Purification or cleansing often presupposes a prior state of filth or defilement, but this is an imprecise and unnecessary position. All practitioners must examine their own relationship to such states as ‘purity’ and ‘impurity’ and discover whether these notions serve learning and personal evolution. All too often in such reflections, one discovers the taint of the religious, such as the Christian doctrine of Original Sin. The point is not that such concepts are useless in the work of esoteric circles, but rather that they are frequently present in the psyche of the practitioners without their knowledge, and thereby reverberate into their work without their conscious knowledge. The Pathway of the Virgin thus mandates rigorous self-examination to reveal exactly what one is composed of: points of past failure, as well as success, can be instructive in this process—if one is willing to learn.
For the present considerations of katharsis, let us consider the Pathway of the Virgin to be swept clean or cleared of previous spiritual states. Practically, this involves the dissolution of accreta functioning as unneeded admixtures to our communion with plants. Included among these are presumptions, suppositions, fantasies, and other psychological artifacts which often accompany exposure to that which is new and desirable. Among these too are self-importance, and the need to impose familiar structures on the unfamiliar, as well as the tendency to over-analyze. Any one of these is difficult enough to confront, let alone change: how then may all be addressed?

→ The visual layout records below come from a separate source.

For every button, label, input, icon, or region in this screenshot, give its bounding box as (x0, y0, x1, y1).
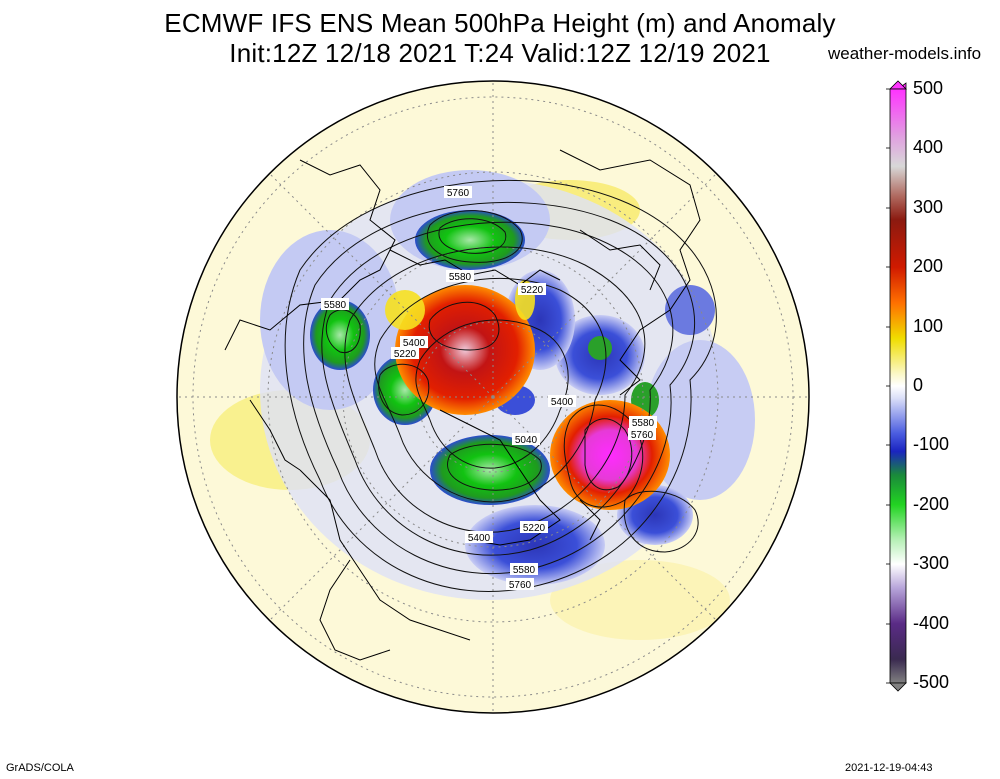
map-title: ECMWF IFS ENS Mean 500hPa Height (m) and… (164, 8, 836, 38)
svg-text:5220: 5220 (523, 523, 546, 534)
colorbar-label: 200 (913, 256, 944, 276)
contour-label: 5400 (400, 336, 428, 349)
svg-text:5580: 5580 (324, 300, 347, 311)
map-subtitle: Init:12Z 12/18 2021 T:24 Valid:12Z 12/19… (229, 38, 771, 68)
svg-text:5580: 5580 (513, 565, 536, 576)
colorbar-label: -100 (913, 434, 950, 454)
svg-text:5760: 5760 (631, 430, 654, 441)
colorbar-label: 100 (913, 316, 944, 336)
contour-label: 5400 (548, 395, 576, 408)
svg-text:5040: 5040 (515, 435, 538, 446)
contour-label: 5220 (518, 283, 546, 296)
contour-labels: 5760 5580 5220 5580 5400 5220 5400 5580 … (321, 186, 657, 591)
contour-label: 5580 (321, 298, 349, 311)
timestamp: 2021-12-19-04:43 (845, 762, 933, 774)
svg-text:5400: 5400 (468, 533, 491, 544)
contour-label: 5400 (465, 531, 493, 544)
source-credit: weather-models.info (828, 44, 982, 63)
contour-label: 5580 (510, 563, 538, 576)
coastlines (224, 149, 701, 661)
contour-label: 5580 (629, 416, 657, 429)
contour-label: 5040 (512, 433, 540, 446)
software-credit: GrADS/COLA (6, 762, 74, 774)
svg-text:5580: 5580 (449, 272, 472, 283)
colorbar-label: -200 (913, 494, 950, 514)
colorbar (886, 80, 907, 692)
colorbar-label: -300 (913, 553, 950, 573)
svg-text:5400: 5400 (551, 397, 574, 408)
contour-label: 5760 (506, 578, 534, 591)
colorbar-label: 400 (913, 137, 944, 157)
svg-text:5400: 5400 (403, 338, 426, 349)
svg-text:5580: 5580 (632, 418, 655, 429)
colorbar-label: -500 (913, 672, 950, 692)
svg-text:5220: 5220 (521, 285, 544, 296)
colorbar-label: 0 (913, 375, 924, 395)
colorbar-label: 300 (913, 197, 944, 217)
contour-label: 5760 (628, 428, 656, 441)
svg-text:5220: 5220 (394, 349, 417, 360)
contour-label: 5760 (444, 186, 472, 199)
contour-label: 5220 (520, 521, 548, 534)
colorbar-label: 500 (913, 78, 944, 98)
colorbar-label: -400 (913, 613, 950, 633)
contour-label: 5220 (391, 347, 419, 360)
contour-label: 5580 (446, 270, 474, 283)
map-boundary (176, 80, 810, 714)
svg-text:5760: 5760 (509, 580, 532, 591)
height-contours (284, 179, 717, 592)
svg-text:5760: 5760 (447, 188, 470, 199)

A valuable consideration is what one brings to the process, the Offering of Self, for this is one part of purification. In the act of the offering, the Virgin not only desires, but is desirable. In tutelary congress, there is the teacher and student; the latter must radiate desire as the furrow, the former must emanate desire as the seed. Where this mutual desire obtains, the passage of power will be accomplished to ward the singular goal of emergence. Lest we stray too far from the verdant source of our knowledge, we return to the plants themselves as teachers, and observe that all in Nature is fecundated, awash in the sexual spoor of pollen, nectar, and aroma. Such is the lay of the land, as surveyed from the Pathway of the Virgin.